Le 14 octobre 2016, la série d’introductions par effraction perpétrée par Thierno-Oury Barry dans des chambres de résidentes du pavillon Aphonse-Marie-Parent a semé la panique durant plusieurs heures sur le campus de l’Université Laval.

L’agresseur des résidences de l’UL en prison pour trois ans

Les filles des résidences de l’Université Laval sont «faciles» et «chaudes» s’était fait dire Thierno-Oury Barry. Il n’en fallait pas davantage pour que le jeune étudiant parte à la chasse.

Visage aux traits encore enfantins, corps frêle, Thierno-Oury Barry, 20 ans, a plaidé coupable d’une voix fluette à quatre introductions par effraction avec agression sexuelle et quatre introductions par effraction commises avec l’intention de commettre une agression sexuelle.

Thierno-Oury Barry est arrivé au Québec avec un visa étudiant en août 2016, juste avant la rentrée scolaire. Le jeune étudiant guinéen, qui a aussi la nationalité française, entreprend un baccalauréat en économie.

Il passe la soirée du 14 octobre à fêter avec des copains sur Grande Allée. Au lieu de rentrer à son logement de Sainte-Foy, Thierno-Oury Barry accompagne ses amis au pavillon Alphonse-Marie-Parent.

En grillant des cigarettes sur le balcon, l’un deux raconte s’être fait dire qu’à l’Université Laval, les hommes entrent dans les chambres des filles et qu’il est aisé d’avoir des relations sexuelles avec des partenaires consentantes.

Thierno-Oury Barry décide de partir visiter le 4e, le 7e et le 10e, des étages où sont regroupées les chambres des filles. Un ami l’accompagne, mais ne commettra aucun attouchement. Les caméras de surveillance du pavillon vont capter certains de leurs déplacements.

Thierno-Oury Barry tourne une première poignée de porte. Il entre dans la petite chambre, encore plongée dans la noirceur, et se couche dans le lit. Il se met à embrasser la victime endormie et lui fait une pénétration digitale. Au moment où le jeune homme, les culottes baissées, tente de pénétrer l’étudiante, son ami arrive et l’interrompt.

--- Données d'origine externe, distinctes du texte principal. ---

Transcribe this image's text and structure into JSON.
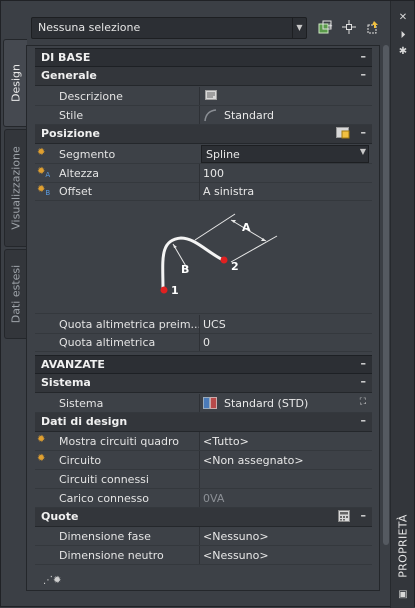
{
  "tabs": [
    {
      "label": "Design"
    },
    {
      "label": "Visualizzazione"
    },
    {
      "label": "Dati estesi"
    }
  ],
  "toolbar": {
    "selection": "Nessuna selezione"
  },
  "rail": {
    "title": "PROPRIETÀ"
  },
  "sections": {
    "base": {
      "title": "DI BASE",
      "generale": {
        "title": "Generale",
        "rows": [
          {
            "label": "Descrizione",
            "value": ""
          },
          {
            "label": "Stile",
            "value": "Standard"
          }
        ]
      },
      "posizione": {
        "title": "Posizione",
        "rows": [
          {
            "label": "Segmento",
            "value": "Spline"
          },
          {
            "label": "Altezza",
            "value": "100"
          },
          {
            "label": "Offset",
            "value": "A sinistra"
          },
          {
            "label": "Quota altimetrica preim...",
            "value": "UCS"
          },
          {
            "label": "Quota altimetrica",
            "value": "0"
          }
        ],
        "diagram": {
          "labels": [
            "A",
            "B",
            "1",
            "2"
          ]
        }
      }
    },
    "avanzate": {
      "title": "AVANZATE",
      "sistema": {
        "title": "Sistema",
        "rows": [
          {
            "label": "Sistema",
            "value": "Standard (STD)"
          }
        ]
      },
      "design": {
        "title": "Dati di design",
        "rows": [
          {
            "label": "Mostra circuiti quadro",
            "value": "<Tutto>"
          },
          {
            "label": "Circuito",
            "value": "<Non assegnato>"
          },
          {
            "label": "Circuiti connessi",
            "value": ""
          },
          {
            "label": "Carico connesso",
            "value": "0VA"
          }
        ]
      },
      "quote": {
        "title": "Quote",
        "rows": [
          {
            "label": "Dimensione fase",
            "value": "<Nessuno>"
          },
          {
            "label": "Dimensione neutro",
            "value": "<Nessuno>"
          }
        ]
      }
    }
  },
  "collapse_glyph": "–"
}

La jeune fille se réveille, repousse Barry et doit lui crier à trois reprises de partir avant qu’il ne tourne les talons.

L’étudiant guinéen va répéter son manège trois autres fois. Dans chaque chambre, il se couche dans le lit et se met à caresser et embrasser la jeune fille jusqu’à ce qu’elle se réveille. Il finit toujours par partir, mais non sans avoir insisté pour prolonger la rencontre.

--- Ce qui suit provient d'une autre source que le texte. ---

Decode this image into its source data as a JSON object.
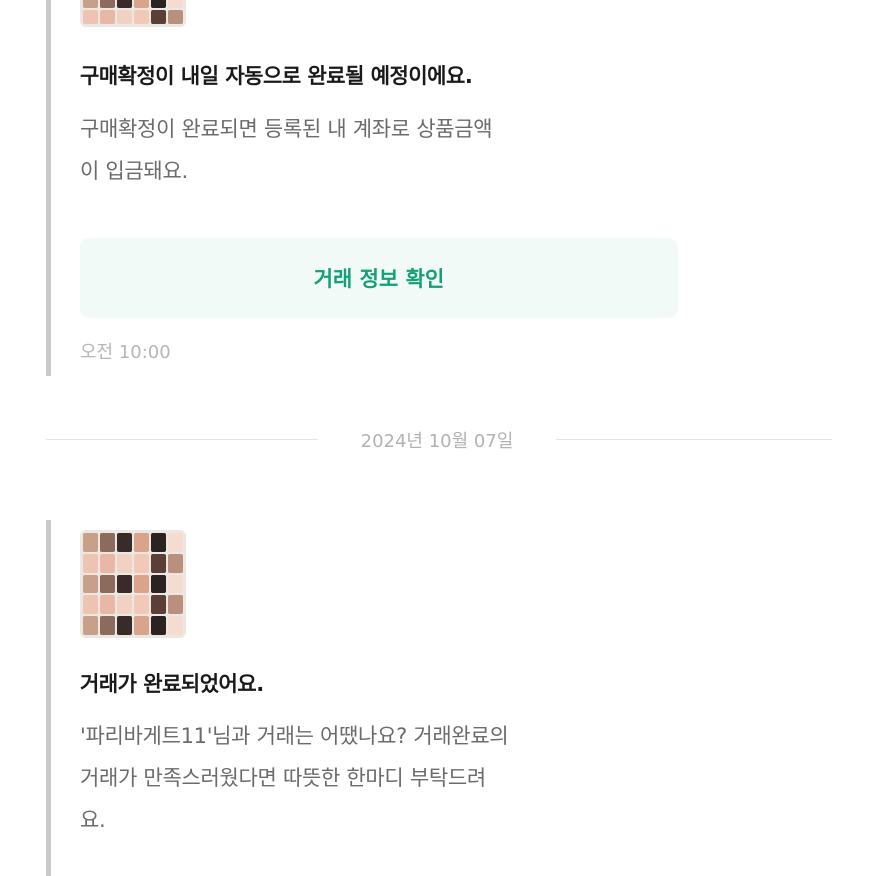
{
  "messages": [
    {
      "title": "구매확정이 내일 자동으로 완료될 예정이에요.",
      "body_lines": [
        "구매확정이 완료되면 등록된 내 계좌로 상품금액",
        "이 입금돼요."
      ],
      "button_label": "거래 정보 확인",
      "time": "오전 10:00"
    },
    {
      "title": "거래가 완료되었어요.",
      "body_lines": [
        "'파리바게트11'님과 거래는 어땠나요? 거래완료의",
        " 거래가 만족스러웠다면 따뜻한 한마디 부탁드려",
        "요."
      ]
    }
  ],
  "date_separator": "2024년 10월 07일",
  "colors": {
    "accent_green": "#13a077",
    "button_bg": "#f1faf7",
    "card_border": "#c9c9c9",
    "divider": "#e4e4e4"
  }
}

Dans l’une des chambres, le copain de l’étudiante était couché à ses côtés. La jeune fille a confié avoir brièvement pensé que c’est son amoureux qui l’embrassait. Lorsqu’elle a compris sa méprise, elle s’est mise à crier et le copain a chassé le jeune Barry.

Dans quatre autres chambres, Thierno-Oury Barry n’aura pas le temps de s’approcher. Les résidentes se réveillent dès son entrée et lui ordonnent de partir même si le jeune homme demande la permission de rester.

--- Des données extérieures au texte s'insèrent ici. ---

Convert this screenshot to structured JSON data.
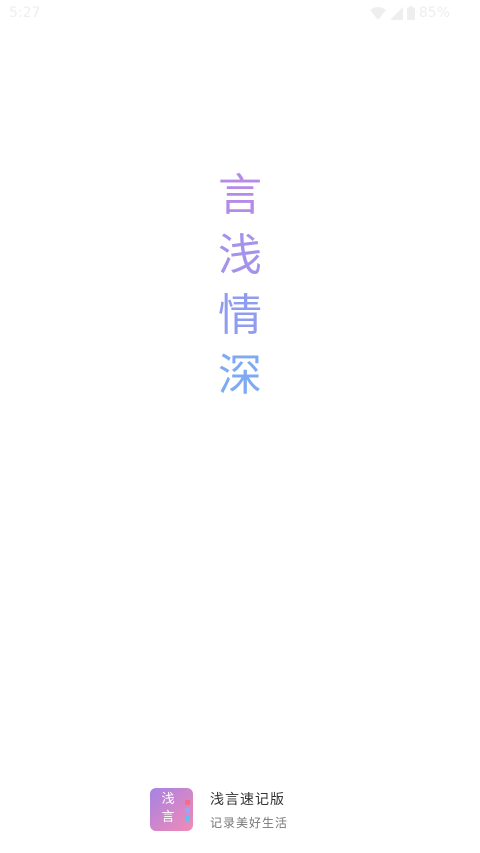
{
  "status_bar": {
    "time": "5:27",
    "battery": "85%",
    "icon_color": "#eeeeee"
  },
  "slogan": {
    "chars": [
      "言",
      "浅",
      "情",
      "深"
    ],
    "colors": [
      "#b68be8",
      "#a592ec",
      "#8f9cf0",
      "#7eaaf3"
    ]
  },
  "brand": {
    "icon_text_line1": "浅",
    "icon_text_line2": "言",
    "name": "浅言速记版",
    "tagline": "记录美好生活",
    "icon_gradient": [
      "#a483e4",
      "#f08bb8"
    ],
    "icon_dot_colors": [
      "#f26d8b",
      "#9aa5f5",
      "#5cc3f0"
    ]
  }
}
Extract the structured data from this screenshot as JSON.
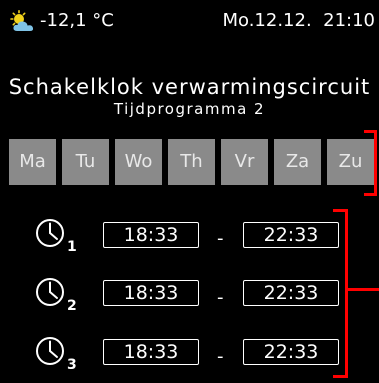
{
  "status": {
    "weather_icon": "sun-behind-cloud-icon",
    "temperature": "-12,1 °C",
    "date": "Mo.12.12.",
    "time": "21:10"
  },
  "header": {
    "title": "Schakelklok verwarmingscircuit",
    "subtitle": "Tijdprogramma 2"
  },
  "days": [
    "Ma",
    "Tu",
    "Wo",
    "Th",
    "Vr",
    "Za",
    "Zu"
  ],
  "slots": [
    {
      "number": "1",
      "start": "18:33",
      "separator": "-",
      "end": "22:33"
    },
    {
      "number": "2",
      "start": "18:33",
      "separator": "-",
      "end": "22:33"
    },
    {
      "number": "3",
      "start": "18:33",
      "separator": "-",
      "end": "22:33"
    }
  ],
  "colors": {
    "background": "#000000",
    "day_button": "#8a8a8a",
    "highlight": "#ff0000",
    "sun": "#f2d21b",
    "cloud": "#7fc3e6"
  }
}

La série d’introduction par effraction sème la panique durant plusieurs heures sur le campus de l’Université Laval et mène à un resserrement de la sécurité.

Thierno-Oury Barry sera arrêté le 22 octobre, après quelques jours d’enquête. Des expertises révéleront des traces de sa salive autour de la bouche de l’une des victimes.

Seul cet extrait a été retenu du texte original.